Since the late 1970s, a number of disease-eradication projects
have been organized with assistance from the WHO.
Data as of August 1994
In Maldives the Ministry of Health is
responsible for the delivery of health services. Despite government
efforts, a major constraint facing the health sector in the
early 1990s is a shortage of skilled personnel and health
facilities. The WHO reported in 1989 that the population per
physician was 7,723. However, when the ratio for Male was
separated from that for the atolls, the acute shortage of
physicians for the majority of Maldivians became even more
obvious. Whereas the population per doctor in Male in 1989
was 2,673, in the atolls it was 35,498. These ratios were
derived from a 1989 total of sixteen physicians: twelve in
Male and four in the atolls. Also, in 1989 only one dentist
was located in Male.
Maldives' medical establishment in the
early 1990s consisted of the Male Central Hospital, four regional
hospitals, two in the north and two in the south, and twenty-one
primary health care centers. The Central Hospital maintains
ninety-five beds, and the four regional hospitals have a combined
total of sixty-one beds. In 1992 thirty physicians and seventeen
medical specialists worked in the Central Hospital. Furthermore,
the government opened the Institute for Health Sciences in
1992, and the 200-bed Indira Gandhi Memorial Hospital was
scheduled to open in 1994.
Each administrative atoll has at least
one health center staffed by community health workers. Most
of the inhabited islands also have traditional medical practitioners.

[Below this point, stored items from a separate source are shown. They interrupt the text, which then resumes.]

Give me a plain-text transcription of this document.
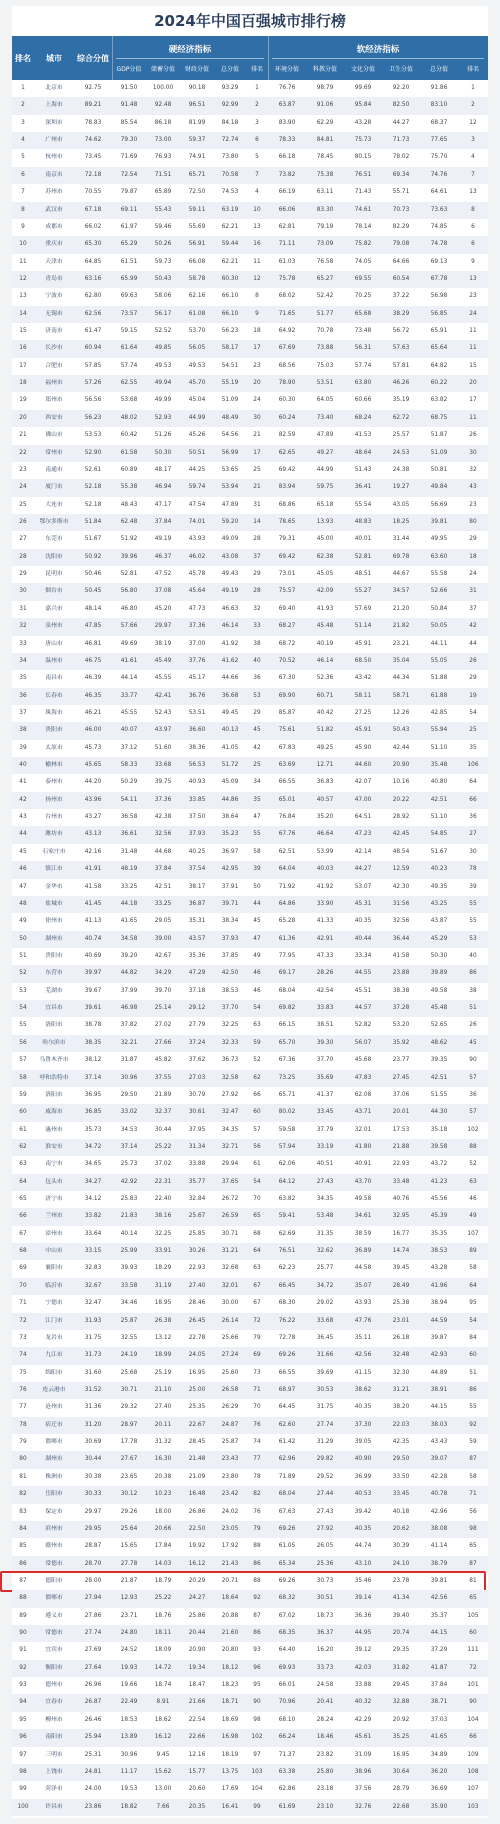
2024年中国百强城市排行榜
排名	城市	综合分值
硬经济指标
GDP分值	储蓄分值	财政分值	总分值	排名
软经济指标
环境分值	科教分值	文化分值	卫生分值	总分值	排名
1	北京市	92.75	91.50	100.00	90.18	93.29	1	76.76	98.79	99.69	92.20	91.86	1
2	上海市	89.21	91.48	92.48	96.51	92.99	2	63.87	91.06	95.84	82.50	83.10	2
3	深圳市	78.83	85.54	86.18	81.99	84.18	3	83.90	62.29	43.28	44.27	68.37	12
4	广州市	74.62	79.30	73.00	59.37	72.74	6	78.33	84.81	75.73	71.73	77.65	3
5	杭州市	73.45	71.69	76.93	74.91	73.80	5	66.18	78.45	80.15	78.02	75.70	4
6	南京市	72.18	72.54	71.51	65.71	70.58	7	73.82	75.38	76.51	69.34	74.76	7
7	苏州市	70.55	79.87	65.89	72.50	74.53	4	66.19	63.11	71.43	55.71	64.61	13
8	武汉市	67.18	69.11	55.43	59.11	63.19	10	66.06	83.30	74.61	70.73	73.63	8
9	成都市	66.02	61.97	59.46	55.69	62.21	13	62.81	79.19	78.14	82.29	74.85	6
10	重庆市	65.30	65.29	50.26	56.91	59.44	16	71.11	73.09	75.82	79.08	74.78	6
11	天津市	64.85	61.51	59.73	66.08	62.21	11	61.03	76.58	74.05	64.66	69.13	9
12	青岛市	63.16	65.99	50.43	58.78	60.30	12	75.78	65.27	69.55	60.54	67.78	13
13	宁波市	62.80	69.63	58.06	62.16	66.10	8	68.02	52.42	70.25	37.22	56.98	23
14	无锡市	62.56	73.57	56.17	61.08	66.10	9	71.65	51.77	65.68	38.29	56.85	24
15	济南市	61.47	59.15	52.52	53.70	56.23	18	64.92	70.78	73.48	56.72	65.91	11
16	长沙市	60.94	61.64	49.85	56.05	58.17	17	67.69	73.88	56.31	57.63	65.64	11
17	合肥市	57.85	57.74	49.53	49.53	54.51	23	68.56	75.03	57.74	57.81	64.82	15
18	福州市	57.26	62.55	49.94	45.70	55.19	20	78.90	53.51	63.80	46.26	60.22	20
19	郑州市	56.56	53.68	49.99	45.04	51.09	24	60.30	64.05	60.66	35.19	63.82	17
20	西安市	56.23	48.02	52.93	44.99	48.49	30	60.24	73.40	68.24	62.72	68.75	11
21	佛山市	53.53	60.42	51.26	45.26	54.56	21	82.59	47.89	41.53	25.57	51.87	26
22	常州市	52.90	61.58	50.30	50.51	56.99	17	62.65	49.27	48.64	24.53	51.09	30
23	南通市	52.61	60.89	48.17	44.25	53.65	25	69.42	44.99	51.43	24.38	50.81	32
24	厦门市	52.18	55.38	46.94	59.74	53.94	21	83.94	59.75	36.41	19.27	49.84	43
25	大连市	52.18	48.43	47.17	47.54	47.89	31	68.86	65.18	55.54	43.05	56.69	23
26	鄂尔多斯市	51.84	62.48	37.84	74.01	59.20	14	78.65	13.93	48.83	18.25	39.81	80
27	东莞市	51.67	51.92	49.19	43.93	49.09	28	79.31	45.00	40.01	31.44	49.95	29
28	沈阳市	50.92	39.96	46.37	46.02	43.08	37	69.42	62.38	52.81	69.78	63.60	18
29	昆明市	50.46	52.81	47.52	45.78	49.43	29	73.01	45.05	48.51	44.67	55.58	24
30	烟台市	50.45	56.80	37.08	45.64	49.19	28	75.57	42.09	55.27	34.57	52.66	31
31	嘉兴市	48.14	46.80	45.20	47.73	46.63	32	69.40	41.93	57.69	21.20	50.84	37
32	泉州市	47.85	57.66	29.97	37.36	46.14	33	68.27	45.48	51.14	21.82	50.05	42
33	唐山市	46.81	49.69	38.19	37.00	41.92	38	68.72	40.19	45.91	23.21	44.11	44
34	温州市	46.75	41.61	45.49	37.76	41.62	40	70.52	46.14	68.50	35.04	55.05	26
35	南昌市	46.39	44.14	45.55	45.17	44.66	36	67.30	52.36	43.42	44.34	51.88	29
36	长春市	46.35	33.77	42.41	36.76	36.68	53	69.90	60.71	58.11	58.71	61.88	19
37	珠海市	46.21	45.55	52.43	53.51	49.45	29	85.87	40.42	27.25	12.26	42.85	54
38	贵阳市	46.00	40.07	43.97	36.60	40.13	45	75.61	51.82	45.91	50.43	55.94	25
39	太原市	45.73	37.12	51.60	38.36	41.05	42	67.83	49.25	45.90	42.44	51.10	35
40	榆林市	45.65	58.33	33.68	56.53	51.72	25	63.69	12.71	44.60	20.90	35.48	106
41	泰州市	44.20	50.29	39.75	40.93	45.09	34	66.55	36.83	42.07	10.16	40.80	64
42	扬州市	43.96	54.11	37.36	33.85	44.86	35	65.01	40.57	47.00	20.22	42.51	66
43	台州市	43.27	36.58	42.38	37.50	38.64	47	76.84	35.20	64.51	28.92	51.10	36
44	潍坊市	43.13	36.61	32.56	37.93	35.23	55	67.76	46.64	47.23	42.45	54.85	27
45	石家庄市	42.16	31.48	44.68	40.25	36.97	58	62.51	53.99	42.14	48.54	51.67	30
46	镇江市	41.91	48.19	37.84	37.54	42.95	39	64.04	40.03	44.27	12.59	40.23	78
47	金华市	41.58	33.25	42.51	38.17	37.91	50	71.92	41.92	53.07	42.30	49.35	39
48	盐城市	41.45	44.18	33.25	36.87	39.71	44	64.86	33.90	45.31	31.56	43.25	55
49	徐州市	41.13	41.65	29.05	35.31	38.34	45	65.28	41.33	40.35	32.56	43.87	55
50	湖州市	40.74	34.58	39.00	43.57	37.93	47	61.36	42.91	40.44	36.44	45.29	53
51	贵阳市	40.69	39.20	42.67	35.36	37.85	49	77.95	47.33	33.34	41.58	50.30	40
52	东营市	39.97	44.82	34.29	47.29	42.50	46	69.17	28.26	44.55	23.88	39.89	86
53	芜湖市	39.67	37.99	39.70	37.18	38.53	46	68.04	42.54	45.51	38.38	49.58	38
54	宜昌市	39.61	46.98	25.14	29.12	37.70	54	69.82	33.83	44.57	37.28	45.48	51
55	洛阳市	38.78	37.82	27.02	27.79	32.25	63	66.15	38.51	52.82	53.20	52.65	26
56	哈尔滨市	38.35	32.21	27.66	37.24	32.33	59	65.70	39.30	56.07	35.92	48.62	45
57	乌鲁木齐市	38.12	31.87	45.82	37.62	36.73	52	67.36	37.70	45.68	23.77	39.35	90
58	呼和浩特市	37.14	30.96	37.55	27.03	32.58	62	73.25	35.69	47.83	27.45	42.51	57
59	洛阳市	36.95	29.50	21.89	30.79	27.92	66	65.71	41.37	62.08	37.06	51.55	36
60	威海市	36.85	33.02	32.37	30.61	32.47	60	80.02	33.45	43.71	20.01	44.30	57
61	惠州市	35.73	34.53	30.44	37.95	34.35	57	59.58	37.79	32.01	17.53	35.18	102
62	淮安市	34.72	37.14	25.22	31.34	32.71	56	57.94	33.19	41.80	21.88	39.58	88
63	南宁市	34.65	25.73	37.02	33.88	29.94	61	62.06	40.51	40.91	22.93	43.72	52
64	包头市	34.27	42.92	22.31	35.77	37.65	54	64.12	27.43	43.70	33.48	41.23	63
65	济宁市	34.12	25.83	22.40	32.84	26.72	70	63.82	34.35	49.58	40.76	45.56	46
66	兰州市	33.82	21.83	38.16	25.67	26.59	65	59.41	53.48	34.61	32.95	45.39	49
67	漳州市	33.64	40.14	32.25	25.85	30.71	68	62.69	31.35	38.59	16.77	35.35	107
68	中山市	33.15	25.99	33.91	30.26	31.21	64	76.51	32.62	36.89	14.74	38.53	89
69	襄阳市	32.83	39.93	18.29	22.93	32.68	63	62.23	25.77	44.58	39.45	43.28	58
70	临沂市	32.67	33.58	31.19	27.40	32.01	67	66.45	34.72	35.07	28.49	41.96	64
71	宁德市	32.47	34.46	18.95	28.46	30.00	67	68.30	29.02	43.93	25.38	38.94	95
72	江门市	31.93	25.87	26.38	26.45	26.14	72	76.22	33.68	47.76	23.01	44.59	54
73	龙岩市	31.75	32.55	13.12	22.78	25.66	79	72.78	36.45	35.11	26.18	39.87	84
74	九江市	31.73	24.19	18.99	24.05	27.24	69	69.26	31.66	42.56	32.48	42.93	60
75	绵阳市	31.60	25.68	25.19	16.95	25.60	73	66.55	39.69	41.15	32.30	44.89	51
76	连云港市	31.52	30.71	21.10	25.00	26.58	71	68.97	30.53	38.62	31.21	38.91	86
77	沧州市	31.36	29.32	27.40	25.35	26.29	70	64.45	31.75	40.35	38.20	44.15	55
78	宿迁市	31.20	28.97	20.11	22.67	24.87	76	62.60	27.74	37.30	22.03	38.03	92
79	邯郸市	30.69	17.78	31.32	28.45	25.87	74	61.42	31.29	39.05	42.35	43.43	59
80	湖州市	30.44	27.67	16.30	21.48	23.43	77	62.96	29.82	40.90	29.50	39.07	87
81	株洲市	30.38	23.65	20.38	21.09	23.80	78	71.89	29.52	36.99	33.50	42.28	58
82	岳阳市	30.33	30.12	10.23	16.48	23.42	82	68.04	27.44	40.53	33.45	40.78	71
83	保定市	29.97	29.26	18.00	26.86	24.02	76	67.63	27.43	39.42	40.18	42.96	56
84	滨州市	29.95	25.64	20.66	22.50	23.05	79	69.26	27.92	40.35	20.62	38.08	98
85	赣州市	28.87	15.65	17.84	19.92	17.92	88	61.05	26.05	44.74	30.39	41.14	65
86	常德市	28.70	27.78	14.03	16.12	21.43	86	65.34	25.36	43.10	24.10	38.79	87
87	德阳市	28.00	21.87	18.79	20.29	20.71	88	69.26	30.73	35.46	23.78	39.81	81
88	邯郸市	27.94	12.93	25.22	24.27	18.64	92	68.32	30.51	39.14	41.34	42.56	65
89	遵义市	27.86	23.71	18.76	25.86	20.88	87	67.02	18.73	36.36	39.40	35.37	105
90	常德市	27.74	24.80	18.11	20.44	21.60	86	68.35	36.37	44.95	20.74	44.15	60
91	宜宾市	27.69	24.52	18.09	20.90	20.80	93	64.40	16.20	39.12	29.35	37.29	111
92	衡阳市	27.64	19.93	14.72	19.34	18.12	96	69.93	33.73	42.03	31.82	41.87	72
93	德州市	26.96	19.66	18.74	18.47	18.23	95	66.01	24.58	33.88	29.45	37.84	101
94	宜春市	26.87	22.49	8.91	21.66	18.71	90	70.96	20.41	40.32	32.88	38.71	90
95	柳州市	26.46	18.53	18.62	22.54	18.69	98	68.10	28.24	42.29	20.92	37.03	104
96	南阳市	25.94	13.89	16.12	22.66	16.98	102	66.24	18.46	45.61	35.25	41.65	66
97	三明市	25.31	30.96	9.45	12.16	18.19	97	71.37	23.82	31.09	16.95	34.89	109
98	上饶市	24.81	11.17	15.62	15.77	13.75	103	63.38	25.80	38.96	30.64	36.20	108
99	菏泽市	24.00	19.53	13.00	20.60	17.69	104	62.86	23.18	37.56	28.79	36.69	107
100	许昌市	23.86	18.82	7.66	20.35	16.41	99	61.69	23.10	32.76	22.68	35.90	103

However, it was reported in the early 1990s that the atoll
hospitals and health centers could only treat minor illnesses.
Routine operations could be performed only in Male Central
Hospital, which had Russian physicians.
To provide better health facilities in
the outer islands, the United Nations Children's Fund (UNICEF),
in collaboration with the Maldives government, outfitted two
boats to be used by mobile health teams. In 1985 two mobile
health teams were dispatched from Male, one to the north and
one to the south. Each team included a primary health care
worker, a nurse, a family health worker, a malaria fieldworker,
three community health workers, and a government official.
The services they provided included immunization, communicable
disease control, family health, nutrition, and health education.
In the late 1980s, a third team was added.